This method of confirming linearity does not necessarily confirm the linear change of a specific signal in a constant background (because by definition background and analyte are changing at the same rate). To test this, we exploited the fact that one of our targets was unique to the plasma of pregnant females. We performed a dilution series of early pregnancy plasma from pregnant donors with male plasma at 100%, 90%, 80%, 50%, 10%, and 0% of total volume. This analysis, performed in triplicate, demonstrated that all PSG peptides showed good linearity when plotted as dilution curves. This confirmed that the SRM was selectively measuring female specific proteins with linear responses (supplemental Fig. S3). The majority of peptides reached significance comparing 100% female plasma to 90% female plasma with male plasma, all peptides reach high significance (p < 0.01 or p < 0.001) when comparing median levels of the 100% to 80% groups. This demonstrates that our complete workflow is sufficiently robust and sensitive to detect relatively minor fold-changes in plasma protein concentrations.
Clinical Samples Analysis
SRM analyses for 19 PSG peptides and 5 PBP peptides were performed on 108 plasma samples (16 EO-PE, 42 LO-PE, 42 controls, eight full technical replicates of a pooled sample). The semi-automated HPLC-based approach for immunodepletion and protein fractionation required little manual handling and the UV chromatograms generated act as critical quality control points allowing assessment of the technical variability associated with replicate injections (n = 8, interspersed across the 108 injections) compared with the biological variability observed (Fig. 3). Over the course of the experiment, the mRP column (protein fractionation) backpressure increased by only four bars. In addition, blank injections of MARS buffer A gave no deflection on the chromatogram traces, confirming that little, if any, sample carryover was present (data not shown). Blanks were subjected to standard IDA analysis by LC-MS/MS, using the protocols described in the methods section, and no peptides could be identified. The use of urea injections as part of the mRP column cleaning between sample injections was critical for carry-over prevention and maintenance of column performance.

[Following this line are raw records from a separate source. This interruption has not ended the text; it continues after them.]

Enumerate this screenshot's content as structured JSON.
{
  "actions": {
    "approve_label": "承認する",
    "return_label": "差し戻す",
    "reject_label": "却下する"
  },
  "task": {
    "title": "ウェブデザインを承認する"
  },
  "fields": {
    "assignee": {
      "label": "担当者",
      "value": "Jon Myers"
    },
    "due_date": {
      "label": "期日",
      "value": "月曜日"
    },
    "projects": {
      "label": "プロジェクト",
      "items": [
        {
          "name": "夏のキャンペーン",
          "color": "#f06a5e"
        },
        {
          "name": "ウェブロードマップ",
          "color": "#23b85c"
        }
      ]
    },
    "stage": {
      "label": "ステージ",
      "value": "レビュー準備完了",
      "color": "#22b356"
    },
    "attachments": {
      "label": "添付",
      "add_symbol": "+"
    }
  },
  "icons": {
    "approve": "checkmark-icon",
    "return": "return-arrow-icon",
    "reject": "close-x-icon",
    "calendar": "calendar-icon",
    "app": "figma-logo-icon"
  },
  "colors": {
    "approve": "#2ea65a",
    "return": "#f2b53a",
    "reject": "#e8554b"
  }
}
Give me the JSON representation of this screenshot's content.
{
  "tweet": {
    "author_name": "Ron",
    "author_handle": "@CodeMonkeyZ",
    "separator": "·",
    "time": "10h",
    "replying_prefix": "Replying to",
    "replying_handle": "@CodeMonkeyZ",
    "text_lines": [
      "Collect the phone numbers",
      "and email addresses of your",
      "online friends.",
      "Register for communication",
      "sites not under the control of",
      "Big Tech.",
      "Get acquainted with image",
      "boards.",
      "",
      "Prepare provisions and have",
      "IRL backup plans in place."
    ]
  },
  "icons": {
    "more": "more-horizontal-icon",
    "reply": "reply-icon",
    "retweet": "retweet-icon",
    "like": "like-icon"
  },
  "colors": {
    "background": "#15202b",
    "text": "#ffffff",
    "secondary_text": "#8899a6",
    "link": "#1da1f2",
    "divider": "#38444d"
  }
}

Five percent of all 108 processed samples was taken and pooled post-digestion to provide a standard that was injected regularly throughout the analysis, allowing assessment of the variation due to the LC-SRM versus the variation observed across the entire sample preparation workflow. For each peptide analyzed, replicate LC-SRM injections (n = 11) were always associated with lower variation (CVs 4.1–9.9%) than the technical replicates (n = 8) spanning the whole workflow (CVs 12.8–24.5%). This confirms that the majority of the technical variation within this workflow was attributable to the sample preparation rather than the LC-SRM assay (Fig. 4).
For three of the four PSG-9 specific peptides, there was a significant difference in the median levels between EO-PE (n = 16) and controls (n = 42) (p < 0.05), whereas the difference was not statistically significant for LO-PE (n = 42) (Table II, Fig. 4). The fourth PSG-9 peptide, SNPVILNVLYGPDLPR was also different between EO-PE and controls, although this difference was marginal (p = 0.051). Area under receiver-operator characteristics curves (AUROC) were calculated for each peptide to provide an additional metric of their ability to differentiate EO-PE versus control groups (Table II).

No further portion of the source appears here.